Marco Vitruvio Pollione è stato un architetto, scrittore e teorico dell’architettura d’epoca augustea (80 a.c.- 15 a.c.) e autore del trattato intitolato “De Architectura libri decem”.

Attraverso i canoni proporzionali e descrittivi contenuti nel trattato, che in via prioritaria stabilisce morfologia degli ordini architettonici e origine degli stessi, nonché i relativi rapporti proporzionali sulla corrispondenza alle proporzioni delle membra del corpo umano, gli umanisti hanno estratto tutte le successive teorie sull’ordine cosmico.

Operando in questo modo e assorbendo ulteriori contributi provenienti dalla cultura orientale e di alcune ineludibili scoperte codificate nel basso medioevo, come la sezione aurea o la serie armonica di Fibonaci, “il mosaico dell’ordine cosmico” poteva essere composto.

L’uomo di Vitruvio costituisce una elaborazione teorica e geometrica, nondimeno ideale, nella quale le proporzioni delle membra del corpo si trovano inscritte in una circonferenza e in un quadrato le cui diagonali, unitamente a individuare il cento della forma geometrica, determinano il baricentro ideale, misura proporzionale fra le membra del corpo umano.

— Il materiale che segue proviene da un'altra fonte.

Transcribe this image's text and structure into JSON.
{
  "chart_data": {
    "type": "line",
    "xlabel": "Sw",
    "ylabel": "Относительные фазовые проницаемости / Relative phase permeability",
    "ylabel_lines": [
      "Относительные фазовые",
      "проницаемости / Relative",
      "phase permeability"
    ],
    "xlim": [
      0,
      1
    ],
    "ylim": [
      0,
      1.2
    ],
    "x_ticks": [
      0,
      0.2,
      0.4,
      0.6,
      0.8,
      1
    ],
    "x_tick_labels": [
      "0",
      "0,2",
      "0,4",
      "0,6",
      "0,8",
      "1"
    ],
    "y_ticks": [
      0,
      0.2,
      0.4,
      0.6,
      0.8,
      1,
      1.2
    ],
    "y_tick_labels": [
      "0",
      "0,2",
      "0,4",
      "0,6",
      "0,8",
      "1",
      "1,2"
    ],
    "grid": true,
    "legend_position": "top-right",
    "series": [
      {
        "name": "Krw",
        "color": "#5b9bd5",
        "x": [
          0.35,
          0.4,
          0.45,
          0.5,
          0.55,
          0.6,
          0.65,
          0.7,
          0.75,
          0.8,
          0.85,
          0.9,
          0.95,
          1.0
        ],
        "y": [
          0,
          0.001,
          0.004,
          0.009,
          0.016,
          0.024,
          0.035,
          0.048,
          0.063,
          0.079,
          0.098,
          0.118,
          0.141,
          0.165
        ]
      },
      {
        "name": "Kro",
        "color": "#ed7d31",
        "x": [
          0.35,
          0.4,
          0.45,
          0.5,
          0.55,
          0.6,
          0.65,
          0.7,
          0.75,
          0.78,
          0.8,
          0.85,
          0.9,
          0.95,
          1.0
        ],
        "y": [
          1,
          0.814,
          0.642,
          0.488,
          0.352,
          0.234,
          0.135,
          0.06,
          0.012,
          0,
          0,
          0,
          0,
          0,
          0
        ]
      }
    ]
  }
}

Tuttavia la ricerca umanistica di metà XV secolo non si limita a una pura questione proporzionale di grandezze ma anche di intima natura delle cose.

La famosa frase “uomo misura di tutte le cose “, pronunciata da Protagora nel Teeteto, il famoso dialogo di Platone, ripresa poi in epoca rinascimentale, potrebbe dare adito in questo senso a una visione antropocentrica della questione.

In realtà si tratta di una prospettiva, un punto di vista dal quale guardare la realtà, una posizione dalla quale le proporzioni “si danno” come dato originario costitutivo all’uomo, quasi a enunciare una forma di eudaimonia.

Nell’opera a disegno di Leonardo sussiste quindi una matrice intimamente neoplatonica, per la quale l’infinitamente grande coincide con l’infinitamente piccolo; il  dentro come al fuori.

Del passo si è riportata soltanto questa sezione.